Du personnel civil, contractuel,  aussi sympathique et atypique soit-il, ne peut se substituer au personnel qualifié, compétent, entrainé et habilité à exercer ces fonctions de sécurité et de protection du Président; surtout lorques le dit personnel civil n’a pas été autorisé par toutes les instances concernées, au port d’arme. Quelle aptitude physique et psychologique est requise pour assurer les missions dans des situations à risques et dans le contexte actuel d’attentats terroristes?

  1. Le respect de la séparation des pouvoirs entre l’exécutif et le gouvernement (sous contrôle du législatif).

L’Elysée peut-il se prévaloir de droits qui l’exonèrerait du respect de la Constitution et des lois et réglements ? NON. Et pourtant, on découvre, au travers des auditions remarquablement menées par la commission d’enquête du sénat, sous la présidence de Philippe Bas, tout un système et une organisation des services de l’Elysée qui emploient des personnels qui ne sont pas soumis aux mêmes règles déclaratives que les autres fonctionnaires ou élus de la République; où l’on apprend également l’affectation dans les ministères dont Matignon (Premier Ministre) de conseillers nommés par l’Elysée au point de mélanger les genres entre l’exécutif et le régalien.

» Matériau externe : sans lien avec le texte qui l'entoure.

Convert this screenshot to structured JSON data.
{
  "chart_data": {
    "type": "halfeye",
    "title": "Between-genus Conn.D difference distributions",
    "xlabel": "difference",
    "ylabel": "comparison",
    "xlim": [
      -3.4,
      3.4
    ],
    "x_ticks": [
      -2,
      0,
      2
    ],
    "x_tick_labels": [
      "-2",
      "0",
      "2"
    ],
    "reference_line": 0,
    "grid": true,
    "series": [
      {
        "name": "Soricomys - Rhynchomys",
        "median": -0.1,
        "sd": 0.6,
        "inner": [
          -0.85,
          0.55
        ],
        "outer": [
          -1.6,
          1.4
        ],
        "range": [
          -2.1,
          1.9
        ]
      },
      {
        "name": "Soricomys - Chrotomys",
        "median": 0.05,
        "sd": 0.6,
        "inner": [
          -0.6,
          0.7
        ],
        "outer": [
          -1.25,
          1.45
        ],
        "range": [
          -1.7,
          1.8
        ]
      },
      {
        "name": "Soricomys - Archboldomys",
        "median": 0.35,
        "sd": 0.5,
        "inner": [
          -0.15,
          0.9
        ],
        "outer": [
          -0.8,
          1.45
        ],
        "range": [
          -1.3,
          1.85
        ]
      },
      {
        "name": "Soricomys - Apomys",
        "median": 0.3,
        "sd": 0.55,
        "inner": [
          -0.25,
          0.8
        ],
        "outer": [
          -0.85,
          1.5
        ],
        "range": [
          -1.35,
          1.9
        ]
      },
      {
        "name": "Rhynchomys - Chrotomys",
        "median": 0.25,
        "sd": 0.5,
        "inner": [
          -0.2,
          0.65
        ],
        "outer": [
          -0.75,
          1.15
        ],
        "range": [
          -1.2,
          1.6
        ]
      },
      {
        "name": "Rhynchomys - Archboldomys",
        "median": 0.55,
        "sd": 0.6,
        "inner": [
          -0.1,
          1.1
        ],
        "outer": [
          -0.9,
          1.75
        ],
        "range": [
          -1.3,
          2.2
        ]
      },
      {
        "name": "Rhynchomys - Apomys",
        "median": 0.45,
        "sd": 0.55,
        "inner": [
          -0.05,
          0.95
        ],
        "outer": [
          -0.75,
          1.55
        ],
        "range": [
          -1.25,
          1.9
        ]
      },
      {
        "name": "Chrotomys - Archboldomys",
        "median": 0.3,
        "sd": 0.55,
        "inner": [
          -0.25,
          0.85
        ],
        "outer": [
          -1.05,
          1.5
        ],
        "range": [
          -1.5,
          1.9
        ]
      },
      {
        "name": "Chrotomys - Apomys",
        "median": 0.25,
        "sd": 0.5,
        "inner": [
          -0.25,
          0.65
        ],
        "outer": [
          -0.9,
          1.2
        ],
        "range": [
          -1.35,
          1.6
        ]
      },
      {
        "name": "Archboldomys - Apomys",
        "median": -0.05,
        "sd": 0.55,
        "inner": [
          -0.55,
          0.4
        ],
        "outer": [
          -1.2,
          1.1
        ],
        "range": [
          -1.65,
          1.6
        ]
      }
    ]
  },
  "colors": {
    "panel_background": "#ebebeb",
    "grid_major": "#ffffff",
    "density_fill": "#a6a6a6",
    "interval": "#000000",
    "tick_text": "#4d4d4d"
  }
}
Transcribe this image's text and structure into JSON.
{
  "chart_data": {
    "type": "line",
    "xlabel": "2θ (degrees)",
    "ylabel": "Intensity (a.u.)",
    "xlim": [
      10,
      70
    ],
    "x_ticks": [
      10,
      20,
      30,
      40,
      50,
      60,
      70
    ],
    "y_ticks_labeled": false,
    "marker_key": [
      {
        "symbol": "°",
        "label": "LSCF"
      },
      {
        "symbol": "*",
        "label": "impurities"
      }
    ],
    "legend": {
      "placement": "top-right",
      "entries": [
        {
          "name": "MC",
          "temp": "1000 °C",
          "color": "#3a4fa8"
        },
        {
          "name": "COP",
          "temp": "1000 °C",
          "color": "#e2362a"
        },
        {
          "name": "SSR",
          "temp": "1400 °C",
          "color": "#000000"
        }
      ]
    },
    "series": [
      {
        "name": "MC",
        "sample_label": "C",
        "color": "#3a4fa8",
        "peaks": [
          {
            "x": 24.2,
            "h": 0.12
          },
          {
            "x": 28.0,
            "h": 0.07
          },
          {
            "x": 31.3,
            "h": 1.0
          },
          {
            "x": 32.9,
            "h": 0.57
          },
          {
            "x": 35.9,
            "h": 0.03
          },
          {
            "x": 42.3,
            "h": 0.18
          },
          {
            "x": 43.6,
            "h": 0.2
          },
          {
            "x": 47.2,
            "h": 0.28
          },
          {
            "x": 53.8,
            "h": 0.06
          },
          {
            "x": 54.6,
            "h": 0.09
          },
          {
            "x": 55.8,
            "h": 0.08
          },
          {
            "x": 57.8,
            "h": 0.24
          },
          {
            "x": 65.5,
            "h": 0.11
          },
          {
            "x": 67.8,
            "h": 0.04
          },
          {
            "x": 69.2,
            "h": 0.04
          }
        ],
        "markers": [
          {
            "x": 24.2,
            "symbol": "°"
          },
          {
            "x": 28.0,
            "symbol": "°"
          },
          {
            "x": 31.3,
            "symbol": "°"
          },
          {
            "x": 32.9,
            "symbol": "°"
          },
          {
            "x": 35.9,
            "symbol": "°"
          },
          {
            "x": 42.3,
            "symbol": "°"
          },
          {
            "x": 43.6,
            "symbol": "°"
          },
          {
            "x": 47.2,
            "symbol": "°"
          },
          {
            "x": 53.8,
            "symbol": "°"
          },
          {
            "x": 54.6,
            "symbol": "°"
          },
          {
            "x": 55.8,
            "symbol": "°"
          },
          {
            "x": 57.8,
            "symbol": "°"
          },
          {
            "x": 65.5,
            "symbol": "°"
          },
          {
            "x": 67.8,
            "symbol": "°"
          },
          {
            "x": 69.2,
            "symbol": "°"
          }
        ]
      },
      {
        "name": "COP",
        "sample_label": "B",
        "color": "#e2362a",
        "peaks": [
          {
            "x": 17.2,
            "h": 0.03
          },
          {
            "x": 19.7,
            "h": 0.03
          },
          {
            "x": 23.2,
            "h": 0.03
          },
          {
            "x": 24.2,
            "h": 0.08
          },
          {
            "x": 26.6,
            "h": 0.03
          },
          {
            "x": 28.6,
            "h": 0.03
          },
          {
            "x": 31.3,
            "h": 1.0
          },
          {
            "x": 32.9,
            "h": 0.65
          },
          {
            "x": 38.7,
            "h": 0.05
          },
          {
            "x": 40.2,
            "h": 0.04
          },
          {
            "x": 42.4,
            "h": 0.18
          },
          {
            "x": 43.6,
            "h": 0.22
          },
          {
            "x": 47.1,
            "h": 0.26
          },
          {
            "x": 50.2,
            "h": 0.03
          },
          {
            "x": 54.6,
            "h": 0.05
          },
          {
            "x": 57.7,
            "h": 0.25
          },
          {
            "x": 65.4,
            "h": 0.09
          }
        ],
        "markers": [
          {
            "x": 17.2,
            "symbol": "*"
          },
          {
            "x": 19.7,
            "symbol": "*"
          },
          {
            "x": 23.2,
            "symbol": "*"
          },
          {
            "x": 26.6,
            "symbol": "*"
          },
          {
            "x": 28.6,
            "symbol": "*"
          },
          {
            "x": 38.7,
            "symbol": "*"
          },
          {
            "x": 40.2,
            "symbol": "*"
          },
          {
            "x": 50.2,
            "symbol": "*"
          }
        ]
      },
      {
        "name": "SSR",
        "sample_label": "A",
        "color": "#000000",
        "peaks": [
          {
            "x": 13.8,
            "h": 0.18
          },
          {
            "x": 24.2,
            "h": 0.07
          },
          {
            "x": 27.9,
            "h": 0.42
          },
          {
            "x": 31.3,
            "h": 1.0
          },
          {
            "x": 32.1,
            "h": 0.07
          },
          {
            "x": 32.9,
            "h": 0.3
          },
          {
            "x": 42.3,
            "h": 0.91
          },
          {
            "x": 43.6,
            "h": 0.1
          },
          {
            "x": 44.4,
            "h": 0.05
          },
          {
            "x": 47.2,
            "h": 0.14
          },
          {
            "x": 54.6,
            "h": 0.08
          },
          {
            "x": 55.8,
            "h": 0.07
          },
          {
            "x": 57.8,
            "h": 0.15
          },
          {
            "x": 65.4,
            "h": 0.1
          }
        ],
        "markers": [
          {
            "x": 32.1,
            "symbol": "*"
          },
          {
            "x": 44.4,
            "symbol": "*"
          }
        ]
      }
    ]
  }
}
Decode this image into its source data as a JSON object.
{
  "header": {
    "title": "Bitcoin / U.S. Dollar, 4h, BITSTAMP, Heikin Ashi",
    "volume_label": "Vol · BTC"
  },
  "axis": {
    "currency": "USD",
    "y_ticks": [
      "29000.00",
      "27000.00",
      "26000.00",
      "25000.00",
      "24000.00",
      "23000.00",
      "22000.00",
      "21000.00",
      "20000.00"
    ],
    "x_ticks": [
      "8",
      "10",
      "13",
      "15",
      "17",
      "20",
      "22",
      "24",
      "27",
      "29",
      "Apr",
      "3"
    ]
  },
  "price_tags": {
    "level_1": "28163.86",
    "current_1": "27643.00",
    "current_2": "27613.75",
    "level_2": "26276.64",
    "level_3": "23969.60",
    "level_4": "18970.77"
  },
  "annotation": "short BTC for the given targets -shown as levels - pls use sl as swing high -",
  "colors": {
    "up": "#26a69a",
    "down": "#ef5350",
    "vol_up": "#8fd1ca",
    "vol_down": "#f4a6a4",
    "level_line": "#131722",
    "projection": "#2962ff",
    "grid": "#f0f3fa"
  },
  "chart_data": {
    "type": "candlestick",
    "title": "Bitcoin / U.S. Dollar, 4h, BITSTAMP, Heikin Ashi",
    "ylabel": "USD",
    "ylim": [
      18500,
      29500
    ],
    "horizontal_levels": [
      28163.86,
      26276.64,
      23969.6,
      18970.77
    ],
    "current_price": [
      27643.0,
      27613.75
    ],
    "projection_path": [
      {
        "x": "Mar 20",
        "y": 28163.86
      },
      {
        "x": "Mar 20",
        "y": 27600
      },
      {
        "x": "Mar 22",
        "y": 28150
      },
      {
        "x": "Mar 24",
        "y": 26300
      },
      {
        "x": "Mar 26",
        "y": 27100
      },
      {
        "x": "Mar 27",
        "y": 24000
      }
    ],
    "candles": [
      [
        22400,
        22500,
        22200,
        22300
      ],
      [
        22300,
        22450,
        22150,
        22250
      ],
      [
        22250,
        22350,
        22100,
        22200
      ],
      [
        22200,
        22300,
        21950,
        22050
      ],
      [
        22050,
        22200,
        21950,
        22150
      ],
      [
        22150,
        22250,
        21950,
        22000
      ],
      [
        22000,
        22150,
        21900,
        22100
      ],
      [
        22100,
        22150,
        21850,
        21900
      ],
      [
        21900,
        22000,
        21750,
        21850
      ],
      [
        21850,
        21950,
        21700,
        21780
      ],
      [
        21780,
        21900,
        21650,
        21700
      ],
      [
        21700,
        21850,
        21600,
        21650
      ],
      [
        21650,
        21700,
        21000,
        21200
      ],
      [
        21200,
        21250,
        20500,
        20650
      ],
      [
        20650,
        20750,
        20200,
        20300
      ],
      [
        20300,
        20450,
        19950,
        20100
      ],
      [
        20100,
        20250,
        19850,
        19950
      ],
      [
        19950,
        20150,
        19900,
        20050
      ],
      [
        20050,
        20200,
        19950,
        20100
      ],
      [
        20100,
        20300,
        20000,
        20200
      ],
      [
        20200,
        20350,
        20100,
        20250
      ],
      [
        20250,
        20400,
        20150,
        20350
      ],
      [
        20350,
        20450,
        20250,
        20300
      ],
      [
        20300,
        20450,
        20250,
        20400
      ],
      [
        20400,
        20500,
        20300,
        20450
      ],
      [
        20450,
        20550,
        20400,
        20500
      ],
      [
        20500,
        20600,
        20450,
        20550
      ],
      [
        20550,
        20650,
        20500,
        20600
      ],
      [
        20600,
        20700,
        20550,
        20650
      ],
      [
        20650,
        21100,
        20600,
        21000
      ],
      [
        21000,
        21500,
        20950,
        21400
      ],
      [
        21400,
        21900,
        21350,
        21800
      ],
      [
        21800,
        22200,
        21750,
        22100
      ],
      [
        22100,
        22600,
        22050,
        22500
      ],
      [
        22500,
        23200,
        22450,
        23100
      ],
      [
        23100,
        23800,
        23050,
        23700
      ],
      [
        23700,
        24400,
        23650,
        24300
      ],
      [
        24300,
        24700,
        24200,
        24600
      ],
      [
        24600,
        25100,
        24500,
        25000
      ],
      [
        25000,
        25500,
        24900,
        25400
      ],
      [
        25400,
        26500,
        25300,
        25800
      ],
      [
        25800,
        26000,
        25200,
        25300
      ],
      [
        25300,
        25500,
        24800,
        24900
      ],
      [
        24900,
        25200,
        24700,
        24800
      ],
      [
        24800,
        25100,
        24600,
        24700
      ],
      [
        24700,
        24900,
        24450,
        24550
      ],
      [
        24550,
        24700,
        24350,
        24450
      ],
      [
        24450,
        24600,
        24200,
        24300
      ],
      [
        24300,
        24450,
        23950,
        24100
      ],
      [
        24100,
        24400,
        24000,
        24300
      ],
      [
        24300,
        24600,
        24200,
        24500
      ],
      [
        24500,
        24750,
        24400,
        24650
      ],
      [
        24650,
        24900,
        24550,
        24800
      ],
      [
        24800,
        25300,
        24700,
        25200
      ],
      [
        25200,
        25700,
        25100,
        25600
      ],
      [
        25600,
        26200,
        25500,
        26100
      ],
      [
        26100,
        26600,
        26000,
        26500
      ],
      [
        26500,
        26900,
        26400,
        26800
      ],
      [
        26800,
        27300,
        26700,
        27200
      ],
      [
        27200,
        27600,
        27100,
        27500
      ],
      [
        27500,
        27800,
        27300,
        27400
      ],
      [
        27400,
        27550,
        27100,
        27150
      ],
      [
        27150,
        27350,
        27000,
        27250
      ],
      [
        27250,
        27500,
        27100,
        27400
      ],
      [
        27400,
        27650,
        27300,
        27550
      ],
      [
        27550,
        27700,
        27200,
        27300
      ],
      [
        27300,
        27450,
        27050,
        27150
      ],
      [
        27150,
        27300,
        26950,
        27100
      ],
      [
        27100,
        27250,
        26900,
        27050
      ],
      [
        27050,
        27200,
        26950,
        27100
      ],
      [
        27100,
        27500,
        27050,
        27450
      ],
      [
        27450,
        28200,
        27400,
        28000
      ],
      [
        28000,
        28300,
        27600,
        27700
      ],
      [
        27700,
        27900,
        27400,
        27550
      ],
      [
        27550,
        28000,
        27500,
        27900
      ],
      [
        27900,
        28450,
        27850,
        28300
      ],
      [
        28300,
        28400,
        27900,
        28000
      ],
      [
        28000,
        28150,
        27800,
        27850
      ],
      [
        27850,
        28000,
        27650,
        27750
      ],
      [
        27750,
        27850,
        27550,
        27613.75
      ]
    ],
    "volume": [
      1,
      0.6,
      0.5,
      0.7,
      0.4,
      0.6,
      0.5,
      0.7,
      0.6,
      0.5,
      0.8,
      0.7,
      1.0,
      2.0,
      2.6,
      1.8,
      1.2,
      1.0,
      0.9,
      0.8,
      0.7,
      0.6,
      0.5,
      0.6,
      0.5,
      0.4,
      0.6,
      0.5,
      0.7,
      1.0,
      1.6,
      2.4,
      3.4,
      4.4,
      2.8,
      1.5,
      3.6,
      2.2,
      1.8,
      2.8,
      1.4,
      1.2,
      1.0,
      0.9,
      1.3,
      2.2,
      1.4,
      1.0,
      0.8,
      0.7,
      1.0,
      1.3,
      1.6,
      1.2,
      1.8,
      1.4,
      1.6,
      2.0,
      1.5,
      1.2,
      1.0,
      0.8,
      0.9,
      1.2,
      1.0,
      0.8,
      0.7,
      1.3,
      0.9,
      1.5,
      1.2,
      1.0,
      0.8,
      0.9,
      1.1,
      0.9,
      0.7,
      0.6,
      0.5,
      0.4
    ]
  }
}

Où l’on apprend également que les sanctions décidées et validées par le Président, s’agisant des délits commis par le sieur Benalla, ne sont pas exécutées. Mais qui est donc Alexandre Benalla pour se permettre d’agir aux dessus des lois, au point d’avoir recours à des abus de pouvoirs et de bafouer les ordres de ses supérieurs hiérarchiques et des autorités dont il aurait dû référer et se soumettre? Dans le parcours de ce jeune homme (26 ans), issu de la réserve de la Gendarmerie depuis l’âge de 17 ans et promu au grade de Lieutenant-Colonel de la réserve, on ne peut que s’interroger sur la légèreté qui prévaut à sa nomination puis à son avancement:

  • Au service de quoi?
  • Au service de qui?

Où l’on apprend donc que, à la suite des services rendus durant la campagne présidentielle du candidat Macron, Mr Benalla a été recruté et investi des missions de protection des déplacements privés du nouveau Président élu, sans autre forme de procès…en dépit des “casseroles” portées par son récent passé au parti socialiste et en dépit des refus successifs de demandes de port d’arme par les autorités compétentes.

Alors, force est de s’interroger sur la personnalité de cet individu suspect et sa capacité à agir (à nuire?)  sur l’entourage pésidentiel sans l’autorité nécessaire conférée, jusqu’à preuve du contraire. Serait-ce du harcèlement moral? A-t-on à faire à une personnalité paranoïaque voire à un pervers narcissique à l’ego démesuré et comme déshinibé par l’accession au pouvoir de son mentor?

La commission d’enquête du Sénat contribue d’ores et déjà à poser le débat dont, malgré les protestations et autres obstructions de la majorité, la démocratie ne saurait faire l’économie. La justice viendra à son tour compléter les réponses encore manquantes pour expliquer puis remédier à ces dysfonctionnements au sommet de l’Etat et au sein de la chefferie du cabinet de l’Elysée. Juste appliquer l’état de droit!